The multi-talented Paul Shaffer, with The World’s Most Dangerous Band, will be performing at the Ryman Auditorium June 9th. Nashville is one of the stops for Shaffer’s first ever North American tour. The show features special guest’s vocalist Valerie Simpson (Ashford &Simpson) and legendary guitarist Steve Cropper, along with Paul’s former “Late Show” bandmates.

After performing on national TV five nights a week for more than three decades as David Letterman’s show musical director and sidekick, Paul really missed playing in front of an audience. What better reason to hit the road than to support his latest Sire Records album, Paul Shaffer & The World’s Most Dangerous Band (which features appearances by Bill Murray, Jenny Lewis, Shaggy, Darius Rucker, Dion and Valerie Simpson).

We all know Paul from his Letterman years but along the way, Shaffer racked up some more than impressive accolades. He’s a Grammy® winner and four-time Emmy® nominee. He spent the first five seasons of Saturday Night Live, and has also served as musical director for dozens of projects, including The Blues Brothers, Paul McCartney’s 9/11 “Concert for America”, and the Rock and Roll Hall of Fame’s annual induction ceremony. In addition to recording his own albums, he’s recorded with such diverse artists as Diana Ross, Yoko Ono, and Robert Plant.

Here, he answers Five Questions for the Tribune just days before his upcoming June 9th Ryman Auditorium appearance.

TRIBUNE: I understand that you are on your way to Nashville next week, as part of your first American tour. How is everything going with the tour? P. SHAFFER: It’s been fabulous, and totally new for me, especially at this point in my career. I finished 33 years with Letterman on the show, and before that I was a studio musician, and before that, I was with Saturday Night Live. So, for a long time I never really had to travel for work because everything was always in the studios in New York, whether video studio, or radio, or a recording studio, or television. But now, here I am for the first time doing that thing that they call being ‘on the road.’. Well, not technically the first time, because in 1980 when John Belushi and Dan Aykroyd did the Blues Brothers, I toured with them. That was a different type of thing.”

TRIBUNE:  What can fans expect from your concert here on June 9th? P. SHAFFER: “Lots of great music of course. We also have the great Valerie Simpson headlining for us as our very special guest. She comes out in the middle and does a full set of all her hits, and she has so many classics in her repertoire that she wrote with her late husband, Nick Ashford, as Ashford & Simpson. Having her on the road is an incredible honor. That’s all I can say. It helps the whole thing and she’s so much fun to be with, and inspiring to travel with. She’s been doing it a long time. We also have Steve Cropper. He’s a legend in R&B music. He co-wrote the classic hits Midnight Hour and Dock of the Bay. So, I have these two songwriting legends on stage. I am so lucky.”

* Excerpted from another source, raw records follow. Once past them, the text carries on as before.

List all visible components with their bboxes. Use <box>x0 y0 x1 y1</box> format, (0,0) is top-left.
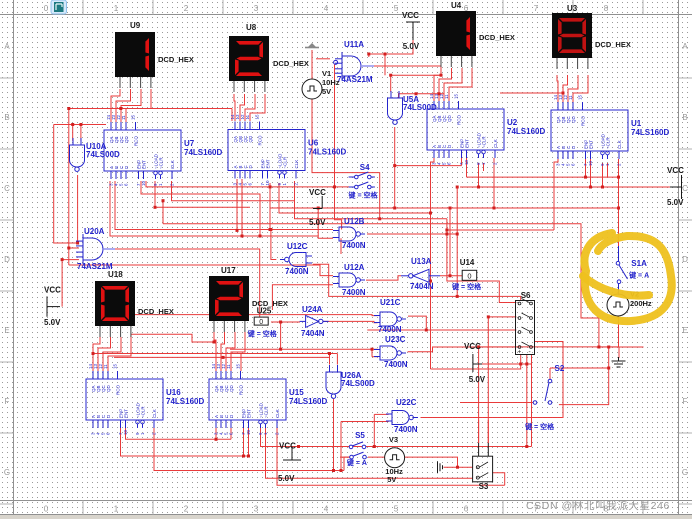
svg-text:键 = 空格: 键 = 空格 <box>348 191 379 200</box>
svg-text:5V: 5V <box>387 475 396 484</box>
svg-text:~CLR: ~CLR <box>606 137 611 149</box>
svg-text:DCD_HEX: DCD_HEX <box>138 307 174 316</box>
svg-text:U1: U1 <box>631 119 642 128</box>
svg-text:15: 15 <box>113 363 118 369</box>
svg-text:QD: QD <box>571 115 576 123</box>
svg-text:F: F <box>683 397 688 406</box>
svg-text:2: 2 <box>184 4 189 13</box>
svg-text:VCC: VCC <box>464 342 481 351</box>
svg-text:U16: U16 <box>166 388 181 397</box>
svg-text:5.0V: 5.0V <box>278 474 295 483</box>
svg-text:1: 1 <box>114 4 119 13</box>
svg-text:U24A: U24A <box>302 305 323 314</box>
svg-text:10Hz: 10Hz <box>322 78 340 87</box>
svg-text:-: - <box>529 349 531 356</box>
svg-text:~CLR: ~CLR <box>264 406 269 418</box>
svg-text:U4: U4 <box>451 1 462 10</box>
svg-text:D: D <box>682 255 688 264</box>
svg-text:QD: QD <box>248 135 253 143</box>
svg-text:10: 10 <box>123 429 128 435</box>
svg-text:7400N: 7400N <box>285 267 309 276</box>
svg-text:B: B <box>682 113 687 122</box>
svg-text:7: 7 <box>534 4 539 13</box>
svg-text:74LS160D: 74LS160D <box>166 397 204 406</box>
svg-text:74LS160D: 74LS160D <box>507 127 545 136</box>
svg-text:S2: S2 <box>555 364 565 373</box>
svg-text:U6: U6 <box>308 139 319 148</box>
svg-text:15: 15 <box>236 363 241 369</box>
svg-text:键 = 空格: 键 = 空格 <box>247 329 278 338</box>
svg-text:74LS160D: 74LS160D <box>289 397 327 406</box>
svg-text:7400N: 7400N <box>394 425 418 434</box>
svg-text:U12A: U12A <box>344 263 365 272</box>
svg-text:DCD_HEX: DCD_HEX <box>158 55 194 64</box>
svg-text:10: 10 <box>141 180 146 186</box>
svg-text:G: G <box>682 468 688 477</box>
svg-text:11: 11 <box>245 114 250 119</box>
svg-text:0: 0 <box>44 4 49 13</box>
svg-text:RCO: RCO <box>258 135 263 145</box>
svg-text:C: C <box>682 184 688 193</box>
svg-text:5.0V: 5.0V <box>469 375 486 384</box>
svg-text:CLK: CLK <box>152 409 157 418</box>
svg-text:11: 11 <box>444 94 449 99</box>
svg-text:~CLR: ~CLR <box>283 156 288 168</box>
svg-text:E: E <box>682 326 687 335</box>
svg-text:U25: U25 <box>257 307 272 316</box>
svg-text:U17: U17 <box>221 266 236 275</box>
svg-text:QD: QD <box>229 384 234 392</box>
svg-text:QD: QD <box>106 384 111 392</box>
svg-text:10: 10 <box>265 180 270 186</box>
svg-text:DCD_HEX: DCD_HEX <box>595 40 631 49</box>
svg-text:QD: QD <box>124 135 129 143</box>
svg-text:11: 11 <box>103 364 108 369</box>
svg-text:RCO: RCO <box>581 116 586 126</box>
svg-text:U14: U14 <box>460 258 475 267</box>
svg-text:U7: U7 <box>184 139 195 148</box>
svg-text:键 = A: 键 = A <box>346 458 367 467</box>
svg-text:8: 8 <box>604 4 609 13</box>
svg-text:E: E <box>4 326 9 335</box>
svg-text:3: 3 <box>254 4 259 13</box>
svg-text:CLK: CLK <box>493 139 498 148</box>
svg-text:74LS160D: 74LS160D <box>631 128 669 137</box>
svg-text:CLK: CLK <box>170 160 175 169</box>
svg-text:0: 0 <box>259 319 263 326</box>
svg-text:S5: S5 <box>355 431 365 440</box>
svg-text:ENT: ENT <box>247 409 252 418</box>
svg-text:74LS00D: 74LS00D <box>86 150 120 159</box>
svg-text:DCD_HEX: DCD_HEX <box>479 33 515 42</box>
svg-text:ENT: ENT <box>124 409 129 418</box>
svg-text:74LS160D: 74LS160D <box>184 148 222 157</box>
svg-text:U8: U8 <box>246 23 257 32</box>
svg-text:1: 1 <box>114 505 119 514</box>
svg-text:B: B <box>4 113 9 122</box>
svg-text:74AS21M: 74AS21M <box>337 75 373 84</box>
svg-text:74LS00D: 74LS00D <box>403 103 437 112</box>
svg-text:5.0V: 5.0V <box>403 42 420 51</box>
svg-text:D: D <box>4 255 10 264</box>
svg-text:6: 6 <box>464 505 469 514</box>
svg-text:7404N: 7404N <box>301 329 325 338</box>
svg-text:ENT: ENT <box>465 139 470 148</box>
svg-text:10: 10 <box>588 160 593 166</box>
svg-text:10: 10 <box>464 159 469 165</box>
svg-text:7400N: 7400N <box>342 288 366 297</box>
svg-text:V3: V3 <box>389 435 398 444</box>
svg-text:11: 11 <box>568 95 573 100</box>
svg-text:7400N: 7400N <box>384 360 408 369</box>
svg-text:S4: S4 <box>360 163 370 172</box>
svg-text:U12B: U12B <box>344 217 365 226</box>
svg-text:200Hz: 200Hz <box>630 299 652 308</box>
svg-text:A: A <box>4 42 10 51</box>
svg-text:5: 5 <box>394 505 399 514</box>
svg-text:3: 3 <box>254 505 259 514</box>
svg-text:V1: V1 <box>322 69 331 78</box>
svg-text:~CLR: ~CLR <box>141 406 146 418</box>
svg-text:QD: QD <box>447 114 452 122</box>
svg-text:VCC: VCC <box>44 286 61 295</box>
svg-text:A: A <box>682 42 688 51</box>
svg-text:5.0V: 5.0V <box>667 198 684 207</box>
svg-text:ENT: ENT <box>142 160 147 169</box>
svg-text:F: F <box>5 397 10 406</box>
svg-text:CLK: CLK <box>275 409 280 418</box>
svg-text:10: 10 <box>246 429 251 435</box>
svg-text:5.0V: 5.0V <box>309 218 326 227</box>
svg-text:11: 11 <box>226 364 231 369</box>
svg-text:U23C: U23C <box>385 335 406 344</box>
svg-text:DCD_HEX: DCD_HEX <box>273 59 309 68</box>
svg-text:G: G <box>4 468 10 477</box>
svg-text:11: 11 <box>121 115 126 120</box>
svg-text:RCO: RCO <box>116 385 121 395</box>
svg-text:74AS21M: 74AS21M <box>77 262 113 271</box>
svg-text:5V: 5V <box>322 87 331 96</box>
svg-text:CLK: CLK <box>294 160 299 169</box>
svg-text:U22C: U22C <box>396 398 417 407</box>
svg-text:~CLR: ~CLR <box>482 136 487 148</box>
svg-text:U15: U15 <box>289 388 304 397</box>
svg-text:VCC: VCC <box>402 11 419 20</box>
svg-text:U2: U2 <box>507 118 518 127</box>
svg-text:0: 0 <box>44 505 49 514</box>
svg-text:ENT: ENT <box>589 140 594 149</box>
svg-text:5: 5 <box>394 4 399 13</box>
svg-text:RCO: RCO <box>457 115 462 125</box>
svg-text:15: 15 <box>255 114 260 120</box>
svg-text:2: 2 <box>184 505 189 514</box>
svg-text:7400N: 7400N <box>378 325 402 334</box>
svg-text:74LS160D: 74LS160D <box>308 148 346 157</box>
svg-text:U13A: U13A <box>411 257 432 266</box>
svg-text:RCO: RCO <box>239 385 244 395</box>
svg-text:74LS00D: 74LS00D <box>341 379 375 388</box>
svg-text:U11A: U11A <box>344 40 364 49</box>
svg-text:4: 4 <box>324 4 329 13</box>
svg-text:S3: S3 <box>479 482 489 491</box>
svg-text:15: 15 <box>578 94 583 100</box>
svg-text:U20A: U20A <box>84 227 105 236</box>
svg-text:键 = A: 键 = A <box>628 271 649 280</box>
svg-text:~CLR: ~CLR <box>159 157 164 169</box>
svg-text:U9: U9 <box>130 21 141 30</box>
svg-text:ENT: ENT <box>266 159 271 168</box>
svg-text:15: 15 <box>131 114 136 120</box>
svg-text:CSDN @林北叫我派大星246: CSDN @林北叫我派大星246 <box>526 499 670 512</box>
svg-text:VCC: VCC <box>309 188 326 197</box>
svg-text:7400N: 7400N <box>342 241 366 250</box>
svg-text:U3: U3 <box>567 4 578 13</box>
svg-text:7404N: 7404N <box>410 282 434 291</box>
svg-text:C: C <box>4 184 10 193</box>
svg-text:键 = 空格: 键 = 空格 <box>451 282 482 291</box>
svg-text:键 = 空格: 键 = 空格 <box>524 422 555 431</box>
svg-text:U12C: U12C <box>287 242 308 251</box>
svg-text:VCC: VCC <box>667 166 684 175</box>
svg-text:4: 4 <box>324 505 329 514</box>
svg-text:RCO: RCO <box>134 136 139 146</box>
svg-text:5.0V: 5.0V <box>44 318 61 327</box>
svg-text:CLK: CLK <box>617 140 622 149</box>
svg-text:S1A: S1A <box>631 259 647 268</box>
svg-text:U18: U18 <box>108 270 123 279</box>
svg-text:U21C: U21C <box>380 298 401 307</box>
svg-text:+: + <box>518 349 522 356</box>
svg-text:0: 0 <box>467 271 471 280</box>
svg-text:15: 15 <box>454 93 459 99</box>
svg-text:VCC: VCC <box>279 442 296 451</box>
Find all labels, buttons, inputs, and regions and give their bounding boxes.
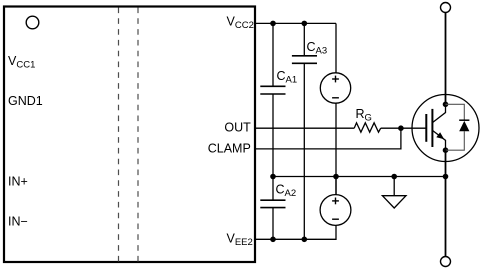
capacitor CA1 — [260, 86, 285, 94]
emitter arrowhead — [436, 132, 444, 139]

TRIBUNE:  After 33 years of doing the David Letterman Show, what do you miss the most about being on the show five nights a week? P. SHAFFER: “I’d say that I just miss The Letterman Show in general. David Letterman himself made the whole experience unforgettable and spontaneous. Every night was different. So, you never knew what was going to happen and it was real. To me, I always used to say it was the true reality show. Forget about the Kardashians, we were real. We had no story arcs written for us. If somebody was in a bad mood on the show, you could see it, you could tell it. That was a real thing and I would have to play sad music for that person.”

TRIBUNE: Do you and Dave often run into each other or hang out together? P. SHAFFER: “We do hang out together and very sweetly, he has expressed a desire for us to keep our friendship going. We talk all the time. We see each other every three or four weeks, where we will have a dinner or something. Dave came to see me perform when I played in Ridgefield, Connecticut, along with his wife. That was the last time I saw him. He was so responsive. It got kind of nostalgic for both of us. It kind of brought back memories for him because I do have the whole band from his show on this tour with me. I reunited them from the CD that we made and now this tour. We’re back to calling ourselves the World’s Most Dangerous Band, which is the name Dave originally gave us anyway.”

TRIBUNE: Have you had an opportunity to perform a lot in Nashville? P. SHAFFER:  I was in Nashville for two days last week, doing a little PR for the concert. I donated a costume, a keyboard, and an old synthesizer of mine to the Musician’s Hall of Fame. As I’m getting the word out and I get a call from the Grand Ole Opry asking me if I’d like to come by to do a couple of numbers?  Let me tell you, it was such a great honor to be invited. There I was hanging backstage with Charlie Daniels, the headliner that night, as well as T. G. Sheppard and Kelly Lang. I was in country music heaven. I was so proud to be there.  I played a little of my man, Floyd Cramer, who was my great country music piano influence. I played a little tribute to him. And I got to sit in with a band called Wounded Warriors. They are veterans who have been wounded in military battle and have a band. What a memorable night it was for me performing at the Grand Ole Opry!